Vietnamese low-cost carrier VietJet is stepping up plans to enter European routes and says it aims to grow into a “multinational aviation group,” moving beyond its short-haul budget roots.
Vietnamese media including Cheongnyeon Sinmun reported on April 28 (local time) that South Koreans were the second-largest group of foreign visitors to Vietnam in the first quarter, totaling 1,326,425. VietJet, well known to Korean travelers for low fares, has now outlined a shift in strategy: paying shareholders stock dividends instead of cash and raising large sums externally to open long-haul routes to Europe and the Americas.
At its annual shareholders meeting in Ho Chi Minh City on April 24, VietJet approved a 30% stock dividend, corporate bond issuance and a plan to issue new shares worth up to $300 million (about 440 billion won). The package signaled a preference to reinvest rather than distribute cash, and shareholders backed the move.
The company pointed to strong results last year. Revenue rose about 13% and pretax profit climbed 41%. VietJet carried 28.2 million passengers, added 22 aircraft and expanded its fleet to 101 planes. It logged more than 150,000 flights for the year, averaging more than 400 a day.
VietJet said the funds will go to additional wide-body aircraft, new international routes, expanded maintenance facilities and workforce training. It has already drawn attention at the Paris Air Show by ordering 100 Airbus A321neo jets and 20 long-haul A330neo wide-body aircraft. Its Thailand unit plans to expand routes to 53 next year, and its Kazakhstan unit, long in the red, has turned profitable. VietJet said transaction volume on its in-house payment service, Galaxy Pay, has topped 15 trillion dong (about 840 billion won), and membership has surpassed 2 million.
Europe is the centerpiece of the expansion plan. Vice President Jay Lingeswara said at an aviation conference this month that “the market we are watching most is Europe,” and that VietJet will launch one-stop service linking Vietnam to Europe via Kazakhstan. “We have always entered markets others avoid first and grown them — that is our formula,” he said.

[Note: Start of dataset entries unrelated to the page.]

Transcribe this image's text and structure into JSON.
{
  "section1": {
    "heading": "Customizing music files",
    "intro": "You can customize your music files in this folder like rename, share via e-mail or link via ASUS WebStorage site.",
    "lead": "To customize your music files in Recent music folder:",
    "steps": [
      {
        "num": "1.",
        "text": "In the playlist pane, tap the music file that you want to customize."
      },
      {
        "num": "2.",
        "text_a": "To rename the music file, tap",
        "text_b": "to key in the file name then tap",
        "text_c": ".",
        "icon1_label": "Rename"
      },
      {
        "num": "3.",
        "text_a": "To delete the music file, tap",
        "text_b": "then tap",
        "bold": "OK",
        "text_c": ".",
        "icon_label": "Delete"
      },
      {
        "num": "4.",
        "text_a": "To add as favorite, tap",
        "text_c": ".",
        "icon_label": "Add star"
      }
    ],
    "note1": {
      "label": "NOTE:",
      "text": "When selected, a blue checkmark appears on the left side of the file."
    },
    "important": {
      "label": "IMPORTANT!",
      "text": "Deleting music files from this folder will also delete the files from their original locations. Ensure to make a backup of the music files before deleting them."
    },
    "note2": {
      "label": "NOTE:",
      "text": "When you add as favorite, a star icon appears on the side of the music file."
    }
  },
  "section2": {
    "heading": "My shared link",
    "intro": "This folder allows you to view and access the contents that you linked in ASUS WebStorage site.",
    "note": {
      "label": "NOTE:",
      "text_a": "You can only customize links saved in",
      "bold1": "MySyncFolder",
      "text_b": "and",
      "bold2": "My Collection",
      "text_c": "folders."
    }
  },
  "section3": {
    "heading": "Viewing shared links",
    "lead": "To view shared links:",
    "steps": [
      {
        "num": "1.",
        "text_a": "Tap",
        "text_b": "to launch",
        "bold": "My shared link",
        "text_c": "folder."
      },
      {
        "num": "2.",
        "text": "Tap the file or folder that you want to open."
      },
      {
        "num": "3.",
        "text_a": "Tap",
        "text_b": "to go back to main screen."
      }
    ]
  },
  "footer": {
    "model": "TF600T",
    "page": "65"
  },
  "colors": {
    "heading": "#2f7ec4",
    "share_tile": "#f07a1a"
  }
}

Chairwoman Nguyen Thi Phuong Thao, VietJet’s founder and widely known as Vietnam’s first female billionaire, told the shareholders meeting that VietJet is “not simply a company that carries passengers,” but one that connects “the economy, dreams and the future.” Independent director Philipp Roessler, described in the report as a former German vice chancellor, said VietJet has been preparing for European expansion for a long time.
The airline also flagged risks. It said intensified conflict in the Middle East in March pushed jet fuel prices to around $200 a barrel, a major concern for airlines. VietJet said it slightly lowered its targets for this year and will spend only where necessary.

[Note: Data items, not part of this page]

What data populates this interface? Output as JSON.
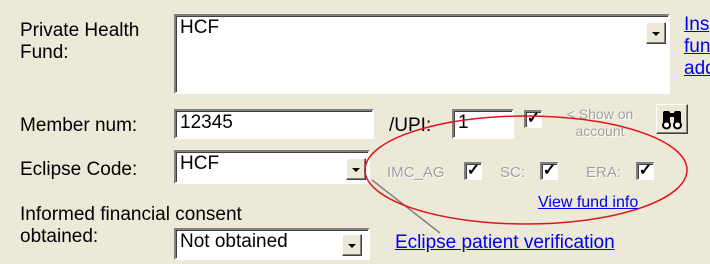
{
  "fund": {
    "label": "Private Health Fund:",
    "value": "HCF",
    "side_link": "Ins fun add"
  },
  "member": {
    "label": "Member num:",
    "value": "12345",
    "upi_label": "/UPI:",
    "upi_value": "1",
    "show_on_account_label": "< Show on account",
    "show_on_account_checked": true,
    "search_icon": "binoculars-icon"
  },
  "eclipse": {
    "label": "Eclipse Code:",
    "value": "HCF",
    "flags": [
      {
        "label": "IMC_AG",
        "checked": true
      },
      {
        "label": "SC:",
        "checked": true
      },
      {
        "label": "ERA:",
        "checked": true
      }
    ],
    "view_fund_info": "View fund info",
    "verification_link": "Eclipse patient verification"
  },
  "consent": {
    "label": "Informed financial consent obtained:",
    "value": "Not obtained"
  },
  "annotation_color": "#e0141e"
}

For Korean travelers, VietJet Thailand said last year it would gradually expand medium-haul routes toward South Korea, Japan, China and India. That could add options beyond direct flights to Vietnamese resort destinations such as Da Nang and Phu Quoc, including connections via Bangkok. The report noted, however, that frequent delays remain a challenge for VietJet as it expands.
* This article has been translated by AI.